L’avvocato Giovanni Cantelli, difensore del poliziotto Oscar Vesevo, accusato di aver fatto sparire una pen drive dal bunker di via Mascagni dove nel dicembre 2011 fu arrestato il boss Michele Zagaria, ha sostenuto che la principale accusatrice, Rosaria Massa, non sia attendibile. Durante la sua arringa, Cantelli ha argomentato sull’insussistenza delle prove a carico del suo assistito, sostenendo che Massa, che era stata la vivandiera del boss, al momento del blitz sarebbe stata costantemente scortata da agenti che non avrebbero visto Vesevo prendere la pen drive. Anche altri poliziotti che hanno partecipato alla cattura del latitante hanno ammesso di non aver visto Vesevo prelevare il dispositivo. Di conseguenza, le dichiarazioni di Rosaria Massa sarebbero prive di riscontro.
Il pubblico ministero Maurizio Giordano, che ha invocato per Vesevo la condanna a 7 anni, ha annunciato repliche a margine dell’arringa difensiva. Si torna in aula a fine maggio per la risposta della pubblica accusa e la sentenza.
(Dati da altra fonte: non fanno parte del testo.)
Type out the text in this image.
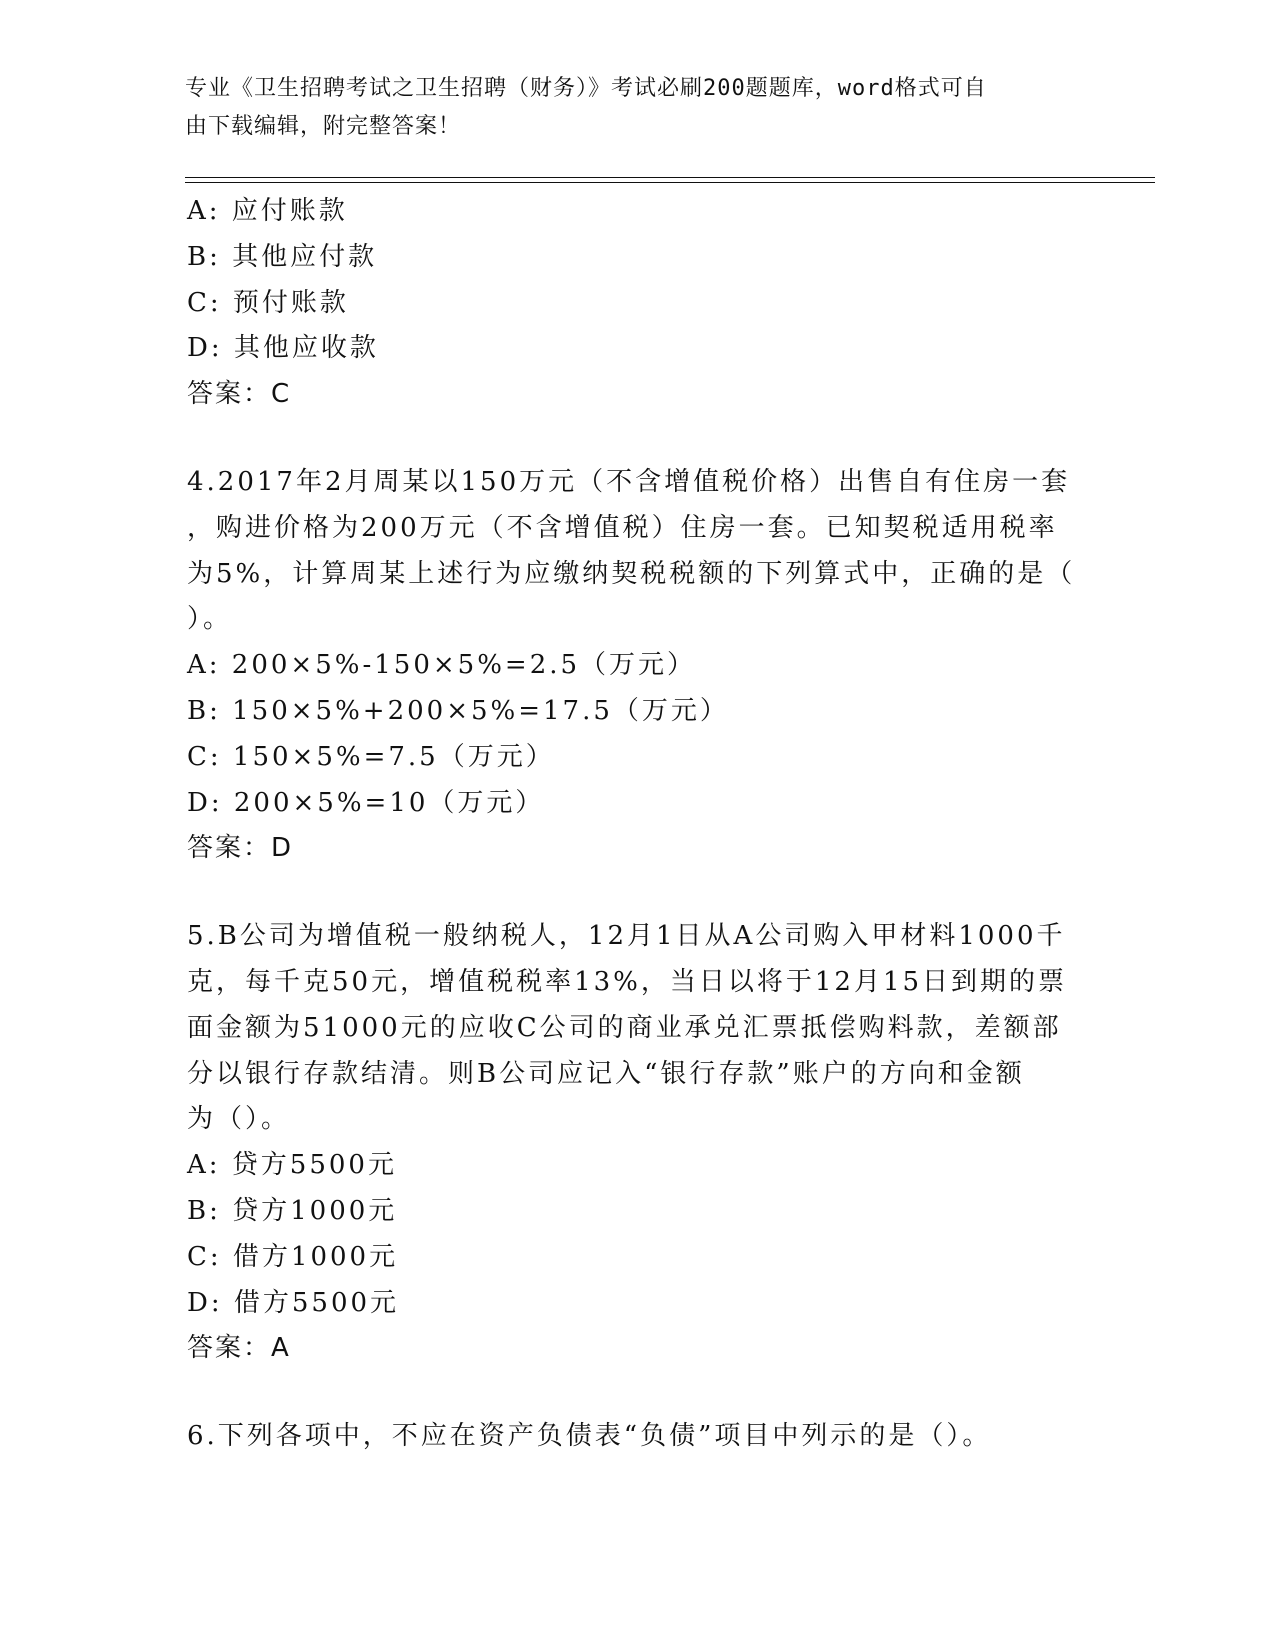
专业《卫生招聘考试之卫生招聘（财务）》考试必刷200题题库，word格式可自
由下载编辑，附完整答案！
A: 应付账款
B: 其他应付款
C: 预付账款
D: 其他应收款
答案：C
4.2017年2月周某以150万元（不含增值税价格）出售自有住房一套
，购进价格为200万元（不含增值税）住房一套。已知契税适用税率
为5%，计算周某上述行为应缴纳契税税额的下列算式中，正确的是（
）。
A: 200×5%-150×5%=2.5（万元）
B: 150×5%+200×5%=17.5（万元）
C: 150×5%=7.5（万元）
D: 200×5%=10（万元）
答案：D
5.B公司为增值税一般纳税人，12月1日从A公司购入甲材料1000千
克，每千克50元，增值税税率13%，当日以将于12月15日到期的票
面金额为51000元的应收C公司的商业承兑汇票抵偿购料款，差额部
分以银行存款结清。则B公司应记入“银行存款”账户的方向和金额
为（）。
A: 贷方5500元
B: 贷方1000元
C: 借方1000元
D: 借方5500元
答案：A
6.下列各项中，不应在资产负债表“负债”项目中列示的是（）。
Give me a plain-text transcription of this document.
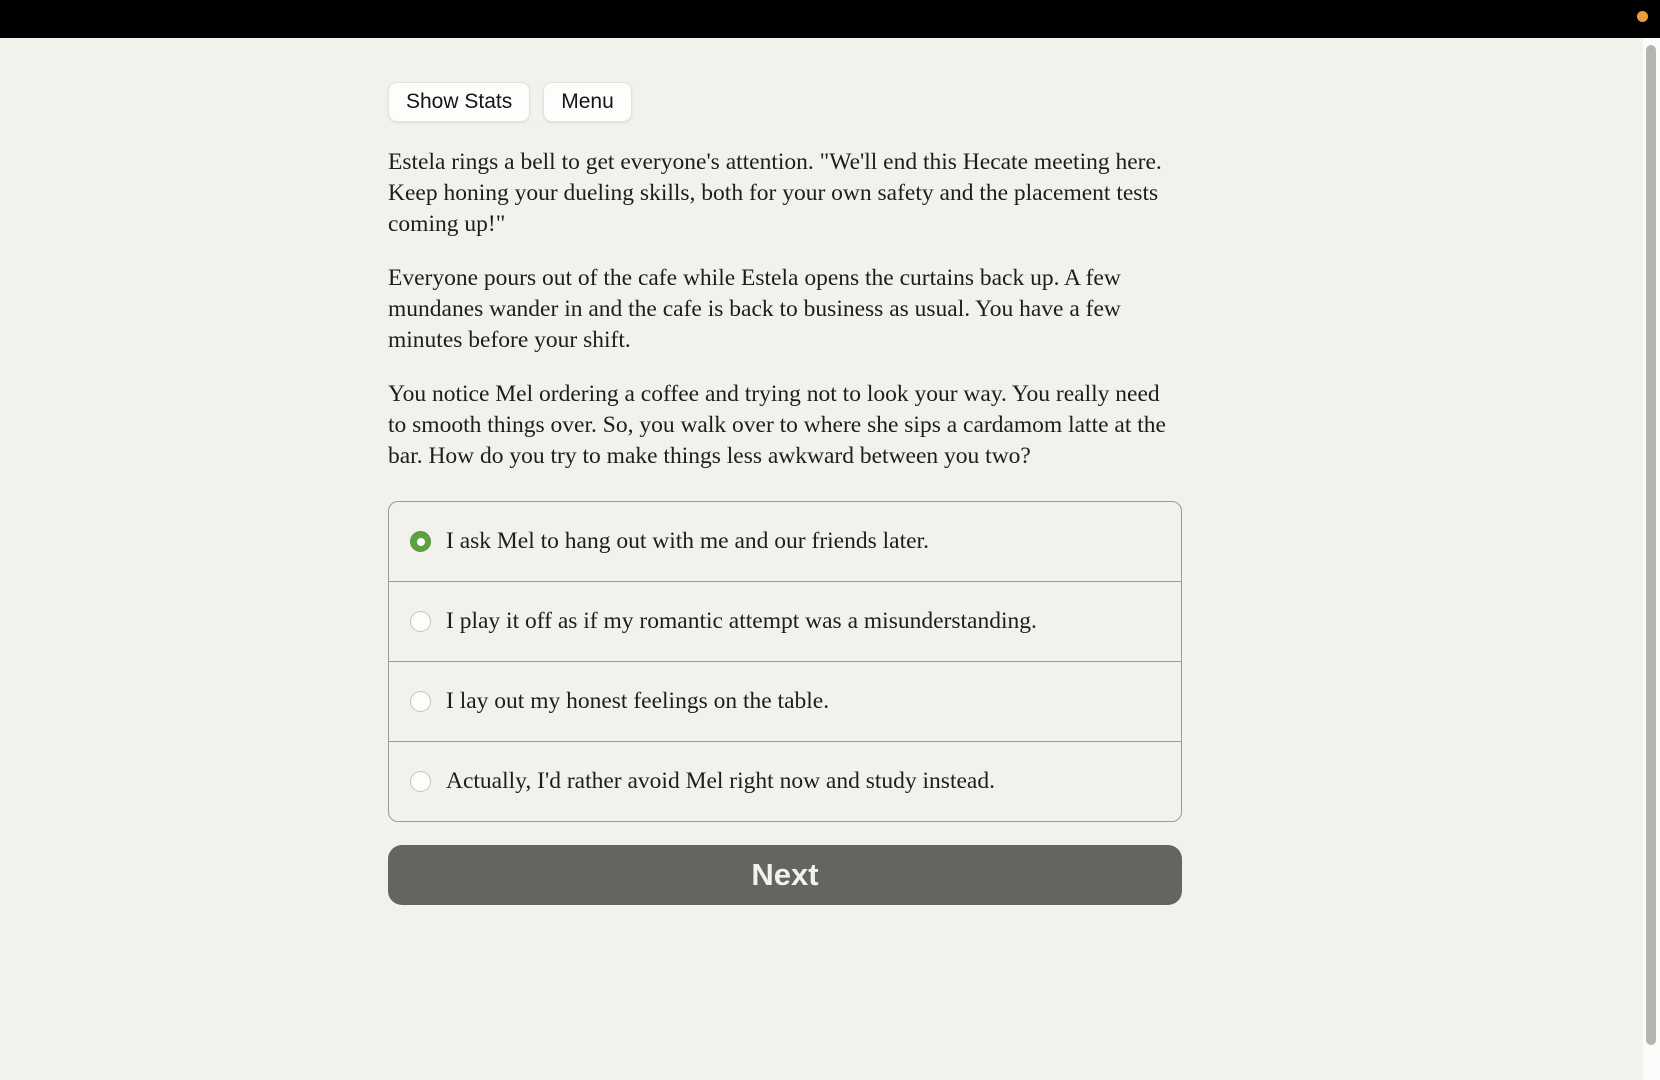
Show Stats	Menu

Estela rings a bell to get everyone's attention. "We'll end this Hecate meeting here. Keep honing your dueling skills, both for your own safety and the placement tests coming up!"

Everyone pours out of the cafe while Estela opens the curtains back up. A few mundanes wander in and the cafe is back to business as usual. You have a few minutes before your shift.

You notice Mel ordering a coffee and trying not to look your way. You really need to smooth things over. So, you walk over to where she sips a cardamom latte at the bar. How do you try to make things less awkward between you two?

I ask Mel to hang out with me and our friends later.
I play it off as if my romantic attempt was a misunderstanding.
I lay out my honest feelings on the table.
Actually, I'd rather avoid Mel right now and study instead.
Next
Secondo l’accusa, Vesevo si sarebbe impossessato della pen drive per poi rivenderla. La persona che, secondo la Dda, avrebbe acquistato il dispositivo per 50mila euro da Vesevo è stato assolto da questa specifica accusa in un altro processo già celebratosi. Massa, moglie di Vincenzo Inquieto, è stata la principale accusatrice di Vesevo, ma la sua testimonianza sarebbe inattendibile secondo la difesa. Massa riferì che il giorno della cattura di Zagaria vide Vesevo che prendeva la pen drive, ma aggiunse che la stessa non era del boss ma di proprietà della figlia e che all’interno vi erano solo foto, musica e documenti.
La richiesta della difesa è di assoluzione per Oscar Vesevo, che dovrà attendere la risposta della pubblica accusa e la sentenza prevista a fine maggio.